YOUNG southern voices are challenging the notion they are mature enough to own a gun but not mature enough to vote.
Among them is Invercargill Youth councillor Madison Flannery (18).
While she said some people believed 16-year-olds were not mature enough to vote, she countered that argument by saying they were mature enough to obtain a firearms or driver’s license.
“I think we need to keep to the same standard things aren’t a human right whereas voting is a fundamental human right.”
She said 16-year-olds would take voting seriously as they would feel their voice would be heard.
“If we want to lower the age to 16 I think we need to increase education around civics… at the moment education in schools about politics and civics and things like that
There was conversation around lowering the voting age both in school and at Youth Council, but views were varied.
“I think there is definitely an appetite for it, especially with Covid-19 and climate change.
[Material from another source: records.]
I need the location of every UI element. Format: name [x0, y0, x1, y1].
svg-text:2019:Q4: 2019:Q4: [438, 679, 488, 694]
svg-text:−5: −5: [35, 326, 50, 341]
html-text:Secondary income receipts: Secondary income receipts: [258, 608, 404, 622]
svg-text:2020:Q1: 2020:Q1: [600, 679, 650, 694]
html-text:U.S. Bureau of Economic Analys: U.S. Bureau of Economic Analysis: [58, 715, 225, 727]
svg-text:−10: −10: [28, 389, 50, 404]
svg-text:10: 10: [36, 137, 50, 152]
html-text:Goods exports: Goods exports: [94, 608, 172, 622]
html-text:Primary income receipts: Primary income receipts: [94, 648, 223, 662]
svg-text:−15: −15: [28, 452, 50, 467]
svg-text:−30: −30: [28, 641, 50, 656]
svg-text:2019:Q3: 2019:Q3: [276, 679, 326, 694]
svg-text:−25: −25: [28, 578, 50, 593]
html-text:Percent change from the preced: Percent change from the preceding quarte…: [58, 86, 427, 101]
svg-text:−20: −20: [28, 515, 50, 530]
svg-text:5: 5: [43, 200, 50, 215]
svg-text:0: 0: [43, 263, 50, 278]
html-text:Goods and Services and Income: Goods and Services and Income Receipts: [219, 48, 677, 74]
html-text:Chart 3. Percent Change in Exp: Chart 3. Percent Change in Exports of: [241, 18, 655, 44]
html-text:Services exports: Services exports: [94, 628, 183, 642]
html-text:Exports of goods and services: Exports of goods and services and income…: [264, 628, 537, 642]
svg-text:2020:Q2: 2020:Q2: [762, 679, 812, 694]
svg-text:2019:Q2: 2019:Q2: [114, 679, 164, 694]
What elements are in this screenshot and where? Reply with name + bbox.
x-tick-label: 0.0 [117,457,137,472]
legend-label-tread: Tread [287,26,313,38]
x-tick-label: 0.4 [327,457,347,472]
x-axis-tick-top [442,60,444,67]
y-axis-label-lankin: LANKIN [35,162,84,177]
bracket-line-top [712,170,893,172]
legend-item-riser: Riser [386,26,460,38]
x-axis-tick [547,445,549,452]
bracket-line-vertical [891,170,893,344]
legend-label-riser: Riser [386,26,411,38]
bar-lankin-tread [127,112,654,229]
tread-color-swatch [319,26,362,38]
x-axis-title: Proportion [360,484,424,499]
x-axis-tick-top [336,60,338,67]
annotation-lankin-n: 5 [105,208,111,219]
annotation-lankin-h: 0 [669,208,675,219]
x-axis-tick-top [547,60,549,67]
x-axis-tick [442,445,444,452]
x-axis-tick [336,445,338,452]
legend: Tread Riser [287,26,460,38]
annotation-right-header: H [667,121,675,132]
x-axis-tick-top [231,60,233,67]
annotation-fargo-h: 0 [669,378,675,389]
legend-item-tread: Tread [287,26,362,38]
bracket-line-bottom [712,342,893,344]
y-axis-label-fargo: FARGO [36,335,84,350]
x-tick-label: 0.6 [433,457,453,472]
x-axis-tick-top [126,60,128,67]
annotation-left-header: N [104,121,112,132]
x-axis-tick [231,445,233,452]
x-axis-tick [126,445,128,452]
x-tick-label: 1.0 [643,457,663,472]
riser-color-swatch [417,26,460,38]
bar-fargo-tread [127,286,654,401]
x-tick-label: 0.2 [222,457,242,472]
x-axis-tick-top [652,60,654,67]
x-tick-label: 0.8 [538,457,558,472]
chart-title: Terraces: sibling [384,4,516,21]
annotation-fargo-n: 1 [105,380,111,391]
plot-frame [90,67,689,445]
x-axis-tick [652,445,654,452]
A lot of youth will go, voice does need to be heard’ which is really valid.”
She also said it was important to remove any systemic barriers stopping anyone from minority groups from voting.
Make it 16 was formed in July 2019 by young people above and below the present voting age, advocating to lower the voting age in New Zealand; treasurer Liam Barnes (17) was from Invercargill.
When asked if there was much support for a lower voting age, a response given to the Southland Express said the team had been heartened by the many people getting in touch to say they had been convinced by media appearances from its campaign spokespeople.
“At the moment support for change in public polls is low, but what you do see overseas, is that when countries lower their voting age, people’s views change.
“In Scotland, the idea of lowering the voting age to 16 was unpopular before they changed the voting age (about 30% supported), but now that 16-year-olds can vote in all Scottish elections there’s at least 60% support for a voting age of 16.”
It said it supported more civics education in schools, but it was not a good excuse to keep the voting age at 18.
“Extending the vote to 16-year-olds is a great prompt for more civics in schools and makes both the voting and the civics education better. Being able to vote while you are still at high school makes civics education practical and empowering.”